Promoting Accountability through Ethical Standards in Conflict-Affected States: the Liberian Civil Service
This report describes the effect that ethical codes can have in fostering accountability in the work of civil servants and the public administration. While this effect is relatively well documented in peaceful and well-off countries, the FBA has been able to find relatively few studies outlining the effect of civil service ethical management in fragile and conflict-affected settings such as Liberia.
Arguments in favour of ethical approaches are particularly strong in fragile settings. Conflict erodes trust in the state and the capacity of the civil service. By being seen to adopt an ethical approach and deliver goods and services to citizens in an accountable manner, the civil service can help to reverse this dynamic and build state legitimacy.

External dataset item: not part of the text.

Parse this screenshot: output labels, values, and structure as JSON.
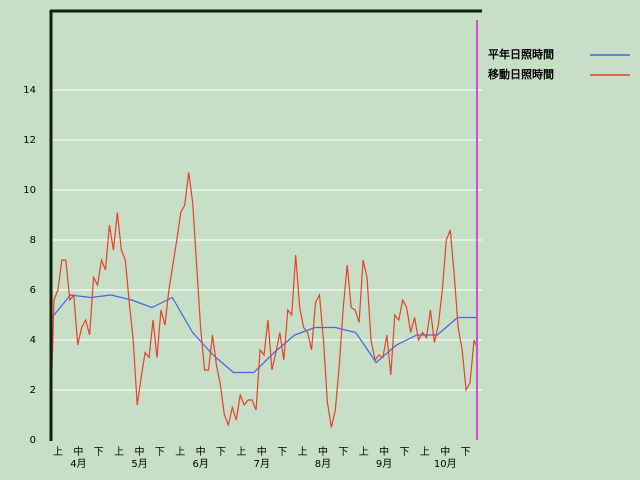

However, the preconditions for civil service reform in such settings are among the most challenging imaginable.
The report analyses ethical management in Liberia using the “ethics infrastructure” framework developed by the Organization for Economic Cooperation and Development (OECD). It builds on insights gained in the course of 8 years of partnership with key Liberian state agencies and civil society organizations in setting out significant progress made to date and remaining obstacles.
The recommendations in this report are primarily addressed to the Government of Liberia and the leadership of the country’s civil service. However the report is also aimed at development and peacebuilding practitioners and policymakers, with a view to contributing to evolving understandings of how the rule of law can be promoted in support of peacebuilding and sustainable development in fragile settings.